The principle of cooperative surplus works not just at the plane of thought among different cultures of the world, but also in the other, internal space of division, that is, between the ‘City’ and ‘Village’. Cooperation is also embedded in the materiality of work undertaken in specific communities. Visva-Bharati was also premised on the assumption that education was not just a matter of generating new ideas. It had to also produce new forms of material and social life. This was to be done by remaking village life so that it would work on principles of cooperation. The world of village India was an individuated and litigious one. Hence one of the key tasks of Visva-Bharati volunteers was to organise rural inhabitants and make villages self-sufficient. Middle class volunteers (with urban backgrounds) would act as co-workers who would help remove the villagers from the chain of dependencies – whether these were on money-lenders, the vagaries of nature or indeed the middle class activist. All this could come about if villagers learnt to cooperate through institutions that promoted this objective. I should note that Visva-Bharati generated multiple modes and levels of cooperation (see Sinha 2010 and Datta 2015). This was all directed towards producing what I call an ‘existential surplus’ that would address the differences and divisions of the world and generate mutual conversation and exchange.

What does Tagore’s project tell us about the search for distinction and universalism? It may be remarked that Swami Vivekananda resolved the problematic relationship between cultural distinction and universalism by claiming that the distinction of Hinduism lay in its spiritual universalism as well as in its capacity to absorb other religions into its scheme of life. Tagore’s notion of cultural distinction does not tread the path of Hindu Supremacism. Instead, it takes the different route of co-operation. The idea of cooperation was one that Tagore had encountered in the writings of George Russell, an Irish nationalist and member of the Irish literary revival. While Russell’s book The National Being had sought to theorise the global implications of rural co-operators, Tagore extends it into a philosophical principle that carries resonances of the atomistic philosophical traditions of Vaisheshika, one of the schools of Hindu philosophy, even as he harnesses this into his own conception of an infinite human surplus. Further, as I have tried to show, Visva-Bharati disaggregates cooperation into a multiplicity of practices that inhabit different kinds of worlds that make up the ‘Global’. Tagore’s idea of cultural distinction is not a stable one. It is open to constant change and re-inflictions by different ideas from other cultures.

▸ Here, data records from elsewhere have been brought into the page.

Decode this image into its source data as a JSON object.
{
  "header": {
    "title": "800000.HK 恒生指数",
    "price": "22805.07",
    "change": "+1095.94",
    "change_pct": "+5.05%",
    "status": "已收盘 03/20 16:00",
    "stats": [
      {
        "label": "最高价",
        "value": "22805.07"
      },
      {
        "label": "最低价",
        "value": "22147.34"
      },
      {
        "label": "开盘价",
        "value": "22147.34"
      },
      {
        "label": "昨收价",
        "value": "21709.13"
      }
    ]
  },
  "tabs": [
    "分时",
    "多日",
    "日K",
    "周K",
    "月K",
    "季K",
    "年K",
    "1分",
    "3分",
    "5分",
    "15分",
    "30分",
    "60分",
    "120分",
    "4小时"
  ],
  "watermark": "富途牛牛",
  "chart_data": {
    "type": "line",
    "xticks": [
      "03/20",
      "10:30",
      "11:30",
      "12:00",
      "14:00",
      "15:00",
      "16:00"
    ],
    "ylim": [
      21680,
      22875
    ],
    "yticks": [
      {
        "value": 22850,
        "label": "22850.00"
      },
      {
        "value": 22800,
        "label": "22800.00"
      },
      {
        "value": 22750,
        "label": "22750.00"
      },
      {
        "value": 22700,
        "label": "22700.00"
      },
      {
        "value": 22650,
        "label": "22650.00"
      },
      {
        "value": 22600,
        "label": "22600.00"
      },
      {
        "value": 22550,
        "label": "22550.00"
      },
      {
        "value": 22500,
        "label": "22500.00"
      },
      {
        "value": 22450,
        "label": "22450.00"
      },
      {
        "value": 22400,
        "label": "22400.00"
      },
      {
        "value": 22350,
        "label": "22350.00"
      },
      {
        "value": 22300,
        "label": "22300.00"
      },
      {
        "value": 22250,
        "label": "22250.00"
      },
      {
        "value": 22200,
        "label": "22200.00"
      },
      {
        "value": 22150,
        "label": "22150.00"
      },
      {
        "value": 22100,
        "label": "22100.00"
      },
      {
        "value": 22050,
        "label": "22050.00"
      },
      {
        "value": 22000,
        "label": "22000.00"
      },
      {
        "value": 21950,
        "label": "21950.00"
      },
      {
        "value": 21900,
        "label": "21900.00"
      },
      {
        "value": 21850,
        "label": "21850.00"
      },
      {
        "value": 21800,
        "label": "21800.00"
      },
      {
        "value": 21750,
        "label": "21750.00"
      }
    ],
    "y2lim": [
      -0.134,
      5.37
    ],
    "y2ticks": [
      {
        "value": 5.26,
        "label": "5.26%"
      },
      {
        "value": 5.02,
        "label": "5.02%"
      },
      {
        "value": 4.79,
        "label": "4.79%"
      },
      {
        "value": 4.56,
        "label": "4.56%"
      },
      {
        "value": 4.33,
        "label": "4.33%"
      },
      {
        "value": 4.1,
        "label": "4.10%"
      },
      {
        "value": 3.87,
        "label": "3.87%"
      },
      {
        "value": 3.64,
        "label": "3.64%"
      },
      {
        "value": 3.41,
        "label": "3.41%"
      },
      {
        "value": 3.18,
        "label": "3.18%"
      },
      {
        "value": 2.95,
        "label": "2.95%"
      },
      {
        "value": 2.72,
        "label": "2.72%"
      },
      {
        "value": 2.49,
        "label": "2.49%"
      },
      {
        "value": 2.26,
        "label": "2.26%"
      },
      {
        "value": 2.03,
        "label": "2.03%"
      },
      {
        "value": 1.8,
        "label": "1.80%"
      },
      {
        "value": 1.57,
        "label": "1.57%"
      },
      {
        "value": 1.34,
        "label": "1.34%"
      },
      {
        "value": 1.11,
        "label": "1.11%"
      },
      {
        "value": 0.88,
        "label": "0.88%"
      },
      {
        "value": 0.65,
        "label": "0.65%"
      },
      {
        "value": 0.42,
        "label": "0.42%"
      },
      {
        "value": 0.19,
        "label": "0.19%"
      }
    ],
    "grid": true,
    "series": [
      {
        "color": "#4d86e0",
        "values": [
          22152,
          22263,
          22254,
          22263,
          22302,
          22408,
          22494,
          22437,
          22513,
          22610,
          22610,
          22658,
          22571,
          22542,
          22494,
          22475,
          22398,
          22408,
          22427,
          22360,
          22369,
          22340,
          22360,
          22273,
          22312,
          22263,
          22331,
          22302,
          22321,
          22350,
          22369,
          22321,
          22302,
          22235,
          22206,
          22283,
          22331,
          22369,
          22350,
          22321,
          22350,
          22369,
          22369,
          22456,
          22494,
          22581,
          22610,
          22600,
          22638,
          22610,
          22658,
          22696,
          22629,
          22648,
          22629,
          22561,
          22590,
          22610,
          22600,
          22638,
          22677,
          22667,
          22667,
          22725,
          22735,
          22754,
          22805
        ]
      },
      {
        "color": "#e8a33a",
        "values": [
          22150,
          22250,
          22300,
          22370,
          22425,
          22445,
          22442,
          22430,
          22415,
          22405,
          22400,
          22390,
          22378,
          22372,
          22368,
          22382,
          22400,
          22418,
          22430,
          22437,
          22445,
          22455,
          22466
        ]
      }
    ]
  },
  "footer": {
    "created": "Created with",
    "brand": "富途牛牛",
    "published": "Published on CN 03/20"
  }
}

I want to end with two observations. The first is that Tagore’s career demonstrates a process of moving away from the field of religious nationalism as the grounds of cultural distinction to a secularised version of religion which he called the religion of man. The second is the idea that instead of searching for a single universal principle that could organize global life, Tagore is committed to universalisation as a process. The emphasis on an open-ended but globally interrelated multiplicity of process distinguishes Tagore from the traditions of universalism whether derived from Vivekananda or from the Enlightenment. Nor is it identifiable with the theories of deterritorialisation and reterritorialisation that envisaged the global as a singular space of multiple flows and interactions. Instead, Tagore’s thought conceptualised boundary making without a corresponding territorialisation. What this meant was an open notion of cultural boundaries that would retain its selfhood without insisting on a hard definition of what constituted the cultural character of a nation or a people. It was the selfhood developed and changed in different ways through the specificity of its history; which was also the history of interactions with other dynamic collective selves. It is in a wager on this process that Tagore finds a ‘Global’ belonging, one that did not need to be facelessly cosmopolitan or draw the global into becoming a battlefield of cultural universals.